When a system is stopped, its components are stopped in the reverse order that they were started in.


(system? v)  boolean?

  v : any/c
Returns #t if v is a system.


(make-system spec)  system?

  spec : 
(listof (or/c (list/c symbol? any/c)
              (list/c symbol? (listof symbol?) any/c)))
Creates a system according to the given specification, but does not start it. A user error is raised if the spec contains any circular dependencies between components.


(define-system id component ...+)

component = [component-id factory-expr]
  | [component-id (dependency-id ...) factory-expr]
  factory-expr : (-> any/c ... component?)
Combines define and make-system. -system is appended to the given id so

(define-system prod
  [db make-db]
  [app (db) make-app])

defines a system called prod-system.


(system-start s)  void?

  s : system?
Starts s.
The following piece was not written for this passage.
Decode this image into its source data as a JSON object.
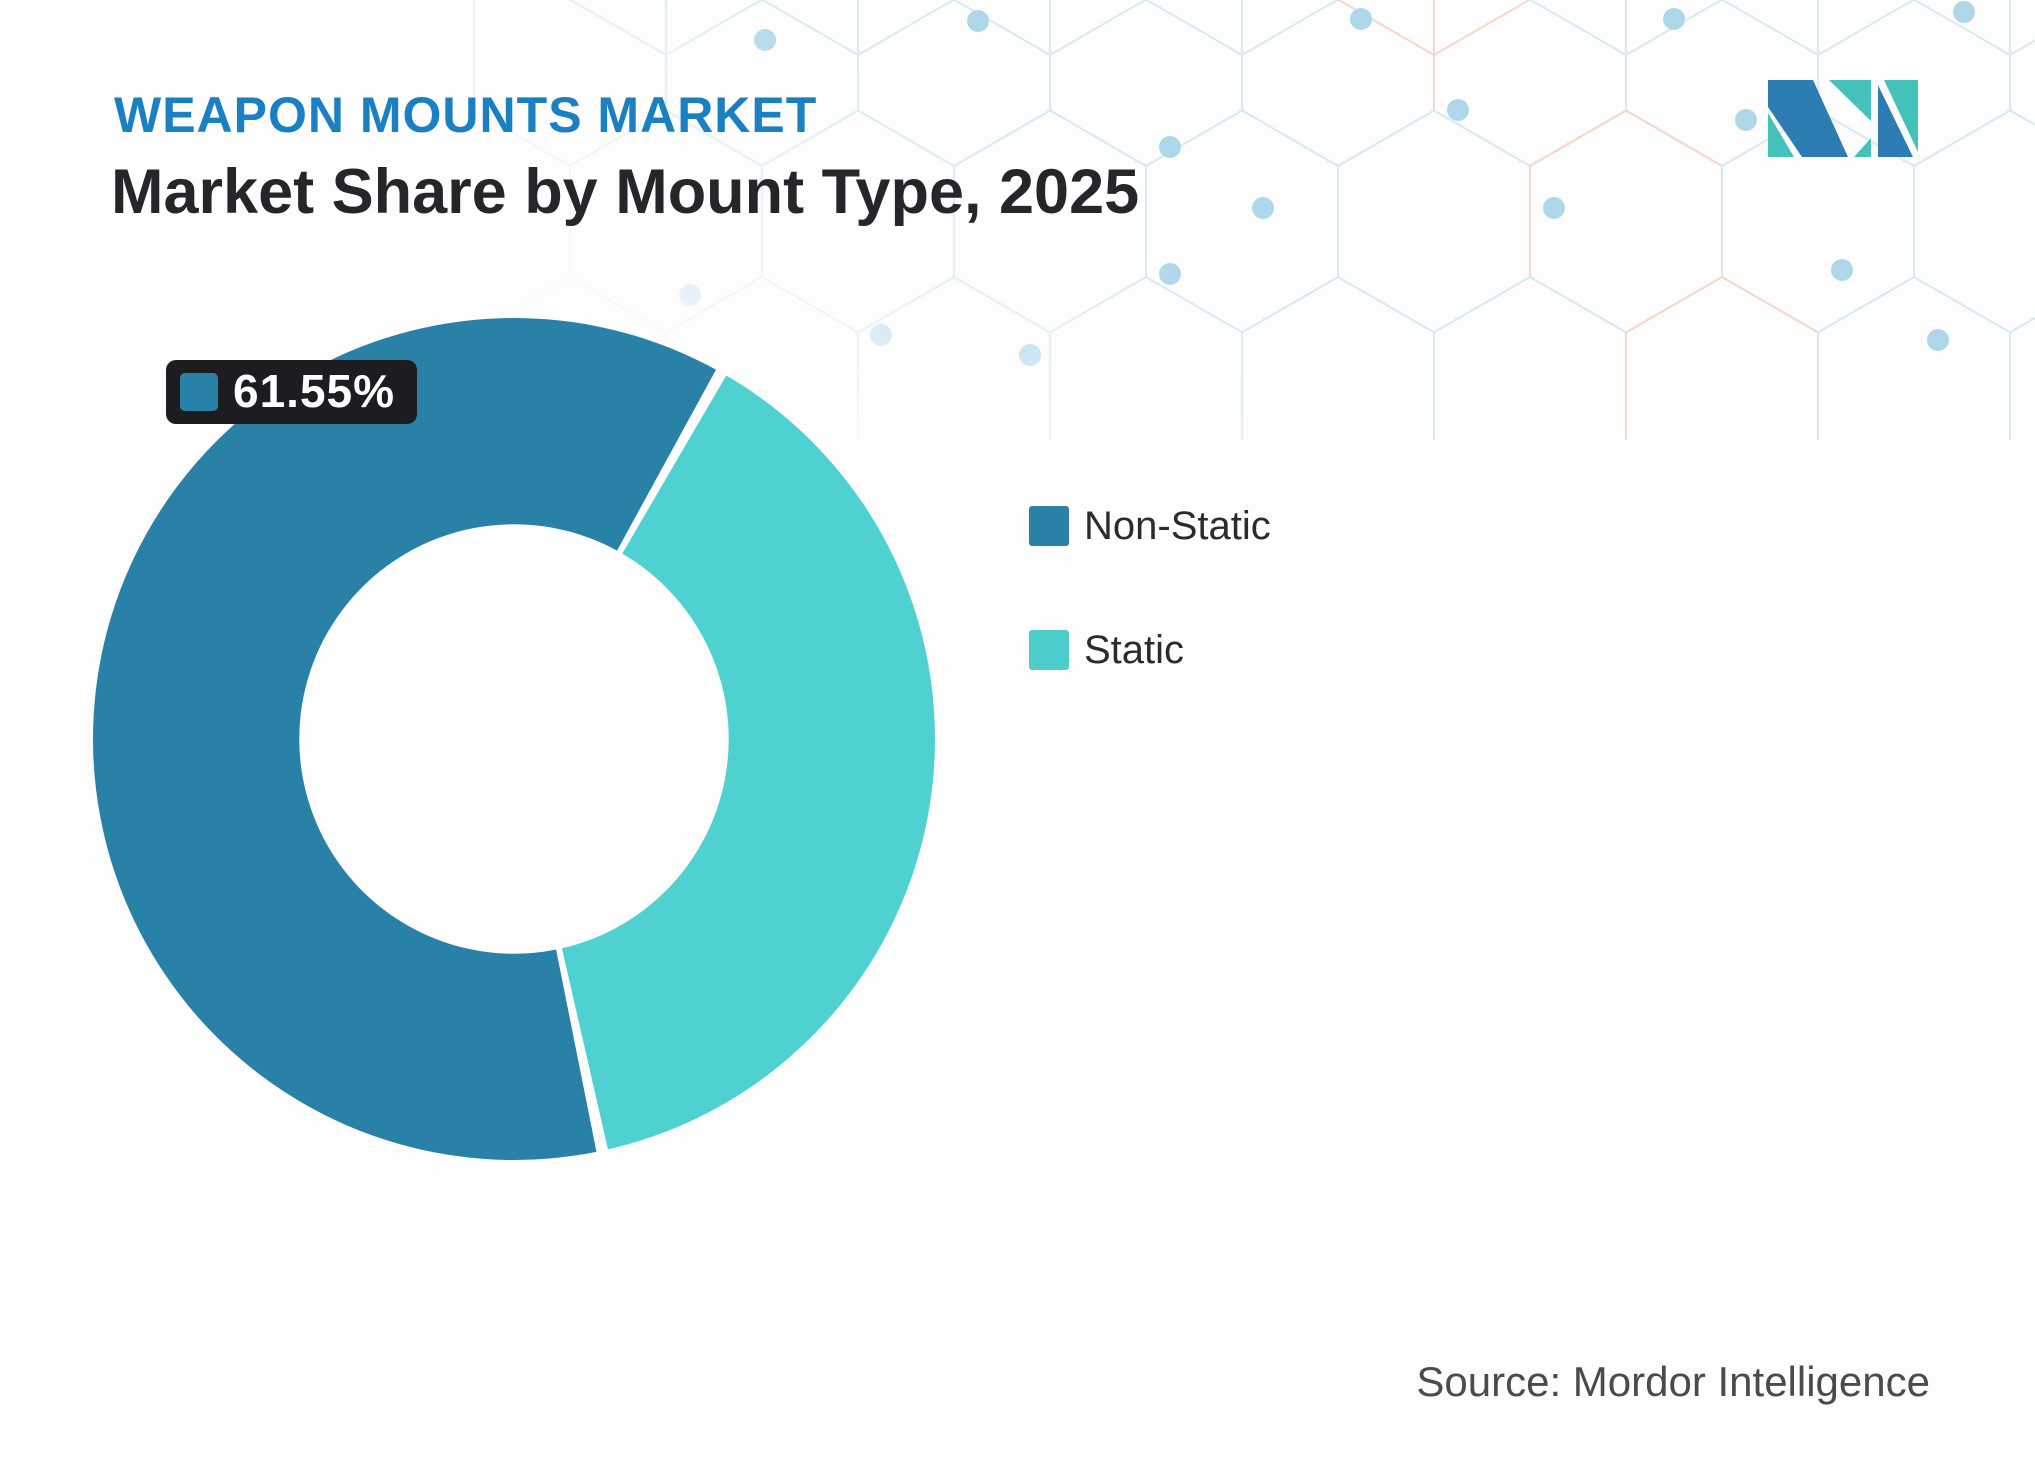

Parameterizes current-system so that it refers to s before any components are started.


(system-stop s)  void?

  s : system?
Stops s.


(system-ref id)  component?

  id : symbol?
(system-ref s id)  component?
  s : system?
  id : symbol?
Get a component by id from a system. Raises exn:fail if called before the system is started or if id refers to a nonexistent component.

The first variant attempts to look up id from the current-system, failing if one isn’t installed.


(system-replace s id factory)  system?

  s : system?
  id : symbol?
  factory : any/c
Returns a stopped copy of s with the factory for the id component replaced by factory. This is useful if you have a large system and you want to replace one of its components with a stub (eg. for a web app’s end-to-end tests).


(system->dot s)  string?

  s : system?
Generate dot notation representing a system’s dependency graph.


(system->png s output-path)  boolean?

  s : system?
  output-path : path-string?
Generate a PNG of a system’s dependency graph. Requires Graphviz to be installed and its dot command to be available on the system PATH.

2.3 The Escape Hatch

Manually passing components around can be painful in highly-dynamic applications so the library provides an escape hatch for those use-cases. When a system is started, current-system is parameterized to point to the system itself. That way, components’ start and stop functions as well as any threads started by components are able to directly reference the system they are a part of.


(current-system)  (or/c false/c system?)

(current-system s)  void?
  s : (or/c false/c system?)

2.4 Testing

 (require component/testing) package: component-lib

When integration testing components, you often need to put together a subset of components, start them up and reference them from within your tests. The system-test-suite form provides a convenient way to do this.


(system-test-suite id (component ...+)
  body-expr ...+)
component = 
(component-id factory-expr)
(component-id (dependency-id ...) factory-expr)
maybe-before = 
  | #:before before-expr
maybe-after = 
  | #:after after-expr
Produces a test-suite that is associated with a custom system made up of the specified components. The system is started before the test suite runs and stopped after it finishes. During startup, each individual component is bound to an identifier in the scope of the test suite so that tests may easily reference the components.

> (struct mailer ()
    #:methods gen:component [])
> (struct app (mailer)
    #:methods gen:component [])
> (run-tests
   (system-test-suite app ([a (m) app]
                           [m mailer])
     (test-case "instantiated"
       (check-true (system? app-system))
       (check-true (app? a))
       (check-true (mailer? (app-mailer a))))))

1 success(es) 0 failure(s) 0 error(s) 1 test(s) run


3 Acknowledgments

This library draws inspiration from Stuart Sierra’s "component" library for Clojure.